Hilariously, one of the priest's then discourses on ... Christianity?? Wait a mo', there are the myths of St Brendan the Navigator - except he's supposed to have made landfall in the north-eastern part of America, far away from Mexico.

Eventually our heroes find that the Aztec social structure will not change that easily and so a depressed Barbara, brattish obnoxious Susan and Ian all depart with the Doctor, leaving a broken-hearted Cameca who has been successfully romanced by the Doctor.

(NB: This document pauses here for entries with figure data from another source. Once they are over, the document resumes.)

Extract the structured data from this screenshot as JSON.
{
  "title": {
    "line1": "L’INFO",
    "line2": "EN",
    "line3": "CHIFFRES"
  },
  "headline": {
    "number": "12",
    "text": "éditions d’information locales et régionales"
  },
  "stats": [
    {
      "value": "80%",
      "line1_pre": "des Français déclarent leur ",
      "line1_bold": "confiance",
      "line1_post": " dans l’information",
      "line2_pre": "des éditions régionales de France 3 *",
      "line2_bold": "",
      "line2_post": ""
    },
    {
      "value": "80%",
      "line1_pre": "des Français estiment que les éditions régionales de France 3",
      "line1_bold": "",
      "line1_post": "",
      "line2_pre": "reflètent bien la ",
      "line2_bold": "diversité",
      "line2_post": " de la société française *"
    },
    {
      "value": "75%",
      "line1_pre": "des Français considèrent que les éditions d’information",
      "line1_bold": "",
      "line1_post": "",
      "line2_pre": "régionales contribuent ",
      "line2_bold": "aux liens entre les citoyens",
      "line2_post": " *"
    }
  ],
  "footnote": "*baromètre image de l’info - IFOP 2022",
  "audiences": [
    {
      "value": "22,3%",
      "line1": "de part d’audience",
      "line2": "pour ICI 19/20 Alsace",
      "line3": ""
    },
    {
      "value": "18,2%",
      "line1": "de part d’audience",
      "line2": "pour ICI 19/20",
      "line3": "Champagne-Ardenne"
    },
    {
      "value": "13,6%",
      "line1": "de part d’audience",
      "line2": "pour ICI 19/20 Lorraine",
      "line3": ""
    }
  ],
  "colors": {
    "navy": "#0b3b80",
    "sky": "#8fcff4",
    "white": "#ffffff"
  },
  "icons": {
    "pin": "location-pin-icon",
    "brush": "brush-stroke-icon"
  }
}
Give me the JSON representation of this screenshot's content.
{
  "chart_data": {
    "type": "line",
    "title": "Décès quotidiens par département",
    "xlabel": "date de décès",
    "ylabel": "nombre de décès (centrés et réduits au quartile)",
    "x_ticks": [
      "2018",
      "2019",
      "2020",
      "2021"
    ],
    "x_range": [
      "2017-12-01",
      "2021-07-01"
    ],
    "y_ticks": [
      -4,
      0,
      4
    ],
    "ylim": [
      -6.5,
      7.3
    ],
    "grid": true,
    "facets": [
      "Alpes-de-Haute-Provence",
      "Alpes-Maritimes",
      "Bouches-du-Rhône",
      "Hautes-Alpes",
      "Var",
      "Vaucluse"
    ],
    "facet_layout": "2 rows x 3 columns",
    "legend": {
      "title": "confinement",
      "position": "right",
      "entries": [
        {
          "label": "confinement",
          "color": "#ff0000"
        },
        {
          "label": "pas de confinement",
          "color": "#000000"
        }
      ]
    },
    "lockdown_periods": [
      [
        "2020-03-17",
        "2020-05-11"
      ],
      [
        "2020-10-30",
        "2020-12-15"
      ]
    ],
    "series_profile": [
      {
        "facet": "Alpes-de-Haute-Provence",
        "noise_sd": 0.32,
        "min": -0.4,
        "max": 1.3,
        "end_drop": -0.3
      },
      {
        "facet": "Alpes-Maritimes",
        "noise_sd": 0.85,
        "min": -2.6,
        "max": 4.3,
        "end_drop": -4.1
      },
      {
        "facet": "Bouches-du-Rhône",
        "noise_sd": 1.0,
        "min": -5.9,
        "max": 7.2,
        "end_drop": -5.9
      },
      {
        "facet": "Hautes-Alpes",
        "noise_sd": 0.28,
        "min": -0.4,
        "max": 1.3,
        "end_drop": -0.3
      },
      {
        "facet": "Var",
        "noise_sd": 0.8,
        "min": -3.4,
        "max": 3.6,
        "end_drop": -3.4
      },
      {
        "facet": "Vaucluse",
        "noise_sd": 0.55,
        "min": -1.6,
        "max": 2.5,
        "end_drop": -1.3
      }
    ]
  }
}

Does this historical work? Some of the anachronisms are wince making. Fortunately there aren't all that many of those. Even so this time the need for an educational role seems to have been badly handicapped by the narrative flow and I'm afraid that I found the persistent complications and scrapes surplus to requirements. We are told at the onset that history can't be changed, so the outcome never really seems in doubt. Barbara certainly comes across well in this one ... unlike Susan whose impetuous ingenue role tends to grate after a while. Ian really has nothing to do, except act as body to the Doctor's brain. Also note the Doctor's romantic attachments this time. Certainly a departure from his usual asexual image.

This item appeared in TSV 12 (March 1989).